Faith is still very weezy and working hard to breathe. Her lungs sound very constricted, but I'm not really sure what the problem is or what caused it... it could have been aspiration from before her feeding tube was inserted or the tube could have started it. I wish I knew what was going on with her lungs. I hope she doesn't have an infection. I've been giving her Motrin every 6 hours, so there wouldn't likely be a fever to indicate an infection if she did have one. I don't think this is normal decline, it seems more like something got into her lungs. Right now we are doing everything we can to treat the symptoms (within reason... it's not like we're going to admit her to the hospital), but until we know the root cause, there's not much we can do to solve the problem. I'm trying to relax but you know... it's hard to relax when your baby is having trouble breathing. Well I should go now, but just wanted to post a quick update on how things are going. Thanks for checking in!
My name is Myah and this is the story of my baby girl and our journey with anencephaly.
At my 19-week ultrasound, I was told that something was wrong with my baby's head. The doctor said that my baby had no brain. I'm sure most people wouldn't have even considered her to be alive. I was told that I could safely continue my pregnancy and allow her to die naturally, or I could induce labour and terminate the pregnancy. I chose to carry my baby to term for one simple reason: love. In my eyes there was no decision to be made. I had nothing but love and high hopes for her, and I named her Faith Hope. I cherished every moment of the pregnancy, and for five months we hoped and prayed. Then to everyone's surprise, we were blessed with 3 months and 4 days with Faith before she went to Heaven. She was the sweetest little girl... so beautiful and so full of life.
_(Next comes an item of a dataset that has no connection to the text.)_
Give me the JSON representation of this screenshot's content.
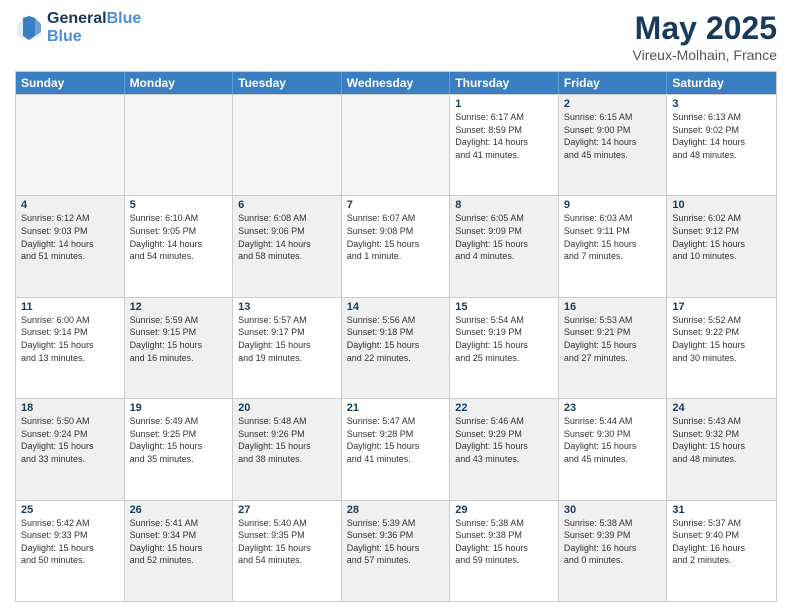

I feel so blessed to be her mother.
I created this blog 10 weeks before my daughter was born. The posts here are very personal, emotional, brutally honest, and at times ungraceful. It's not easy for me to share so much of our life with the world. But it is my hope that by sharing our story, God will be glorified for all He has done for us. I also hope that this blog will reach other moms out there who are facing the same prenatal diagnosis that I did.
Our doctors firmly believed that Faith would never achieve consciousness and would likely not survive for more than a few seconds or minutes after birth. They didn't understand how she was thriving for all those weeks: how she was smiling, cooing, crying, drinking milk, breathing on her own, resisting infection, and responding to her surroundings. It is possible --all things are possible with God.